Sydney University Gambling Treatment Clinic
I am an Associate Professor within the School of Psychology and Co- Director of the Gambling Treatment and Research Clinic in the Brain and Mind Centre at the University of Sydney. I am the Editor. The Gambling Treatment and Research Clinic at the University of Sydney’s Brain and Mind Centre would like to extend to you an invite to the next in our series of Journal Club Webinars of 2020, to be held at 9:30am on Thursday 20th August. The Gambling Treatment and Research Clinic offers free, confidential services for individuals and families impacted by gambling with no referral needed, funded by the NSW Office of Responsible Gambling. Clients are currently being seen remotely using telephone and video conferencing. The Gambling Treatment Clinic at the University of Sydney's Brain and Mind Centre is a free and confidential service for gamblers and their family members. Call us on 1800 482 482 to book in. Our clinics are in discreet and easily accessible locations, and we now offer online and phone sessions for those who require it.
Sydney University Gambling Treatment Clinical
Aussie researchers say it is not…and they have a better treatment for it Academic researchers at the University of Sydney's Gambling Treatment Clinic in Australia say that gambling is not necessarily the addiction that many believe it to be.
In a press release the clinic’s Education and Training Officer, Dr Fadi Anjoul, who has treated problem gamblers for the past 15 years, says: “The idea of gambling addiction is widespread, but inaccurate.”
Dr Anjoul notes that problem gambling has been consistently grouped with drug and alcohol addiction, but points out that symptoms such as tolerance or withdrawal, which are central features of addiction, are rarely seen in gamblers.
“Problem gambling is better thought of as a misguided obsession,” Dr Anjoul opines, “which means we are dealing with habitual and poorly informed choices rather than biological processes that are beyond individual control.”
The difference has important implications for treatment.
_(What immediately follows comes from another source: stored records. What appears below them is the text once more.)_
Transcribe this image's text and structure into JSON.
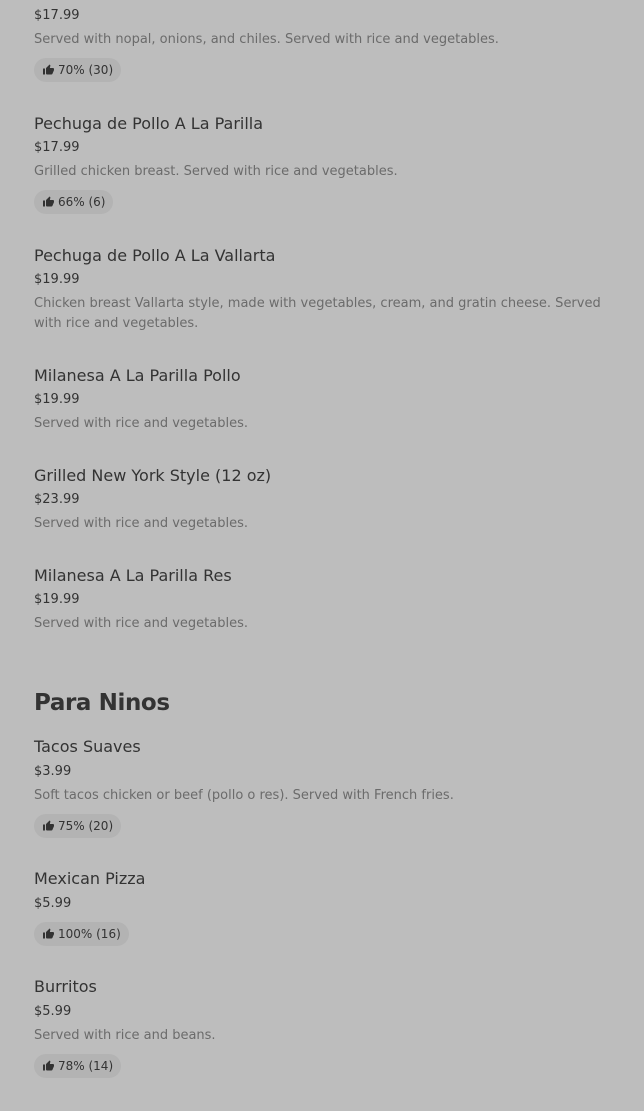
{
  "sections": [
    {
      "title": "",
      "items": [
        {
          "name": "",
          "price": "$17.99",
          "description": "Served with nopal, onions, and chiles. Served with rice and vegetables.",
          "rating": "70% (30)"
        },
        {
          "name": "Pechuga de Pollo A La Parilla",
          "price": "$17.99",
          "description": "Grilled chicken breast. Served with rice and vegetables.",
          "rating": "66% (6)"
        },
        {
          "name": "Pechuga de Pollo A La Vallarta",
          "price": "$19.99",
          "description": "Chicken breast Vallarta style, made with vegetables, cream, and gratin cheese. Served with rice and vegetables.",
          "rating": ""
        },
        {
          "name": "Milanesa A La Parilla Pollo",
          "price": "$19.99",
          "description": "Served with rice and vegetables.",
          "rating": ""
        },
        {
          "name": "Grilled New York Style (12 oz)",
          "price": "$23.99",
          "description": "Served with rice and vegetables.",
          "rating": ""
        },
        {
          "name": "Milanesa A La Parilla Res",
          "price": "$19.99",
          "description": "Served with rice and vegetables.",
          "rating": ""
        }
      ]
    },
    {
      "title": "Para Ninos",
      "items": [
        {
          "name": "Tacos Suaves",
          "price": "$3.99",
          "description": "Soft tacos chicken or beef (pollo o res). Served with French fries.",
          "rating": "75% (20)"
        },
        {
          "name": "Mexican Pizza",
          "price": "$5.99",
          "description": "",
          "rating": "100% (16)"
        },
        {
          "name": "Burritos",
          "price": "$5.99",
          "description": "Served with rice and beans.",
          "rating": "78% (14)"
        }
      ]
    }
  ],
  "icons": {
    "rating": "thumbs-up-icon"
  },
  "colors": {
    "background": "#bdbdbd",
    "text": "#333333",
    "muted_text": "#6b6b6b",
    "rating_pill": "#b3b3b3"
  }
}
Poorly informed choices and behaviors can be treated with what is known as cognitive therapy, which helps people understand the story of their gambling, of how they ended up where they are, and to change how they think about their involvement with gambling.
Dr Anjoul has developed an innovative process of cognitive therapy that generally results in significantly better outcomes than traditional therapies based on the disease or addiction model of gambling.
“Traditional therapies tend to focus on ways to help people deal with their urges when they occur,” says Dr Anjoul, “and show high rates of relapse after therapy ends. However, with the model we are working with, we often find that by the end of treatment, people are experiencing very few urges to gamble.”
Professor Alex Blaszczynski, head of the University’s School of Psychology and an oft-quoted expert on problem gambling, says: “The results we are getting so far at the Gambling Treatment Clinic with the new cognitive therapy are extremely exciting.
Sydney Uni Gambling Treatment Clinic
“It is early days but at this point it appears we are seeing better treatment outcomes and much lower relapse rates than have been found elsewhere.”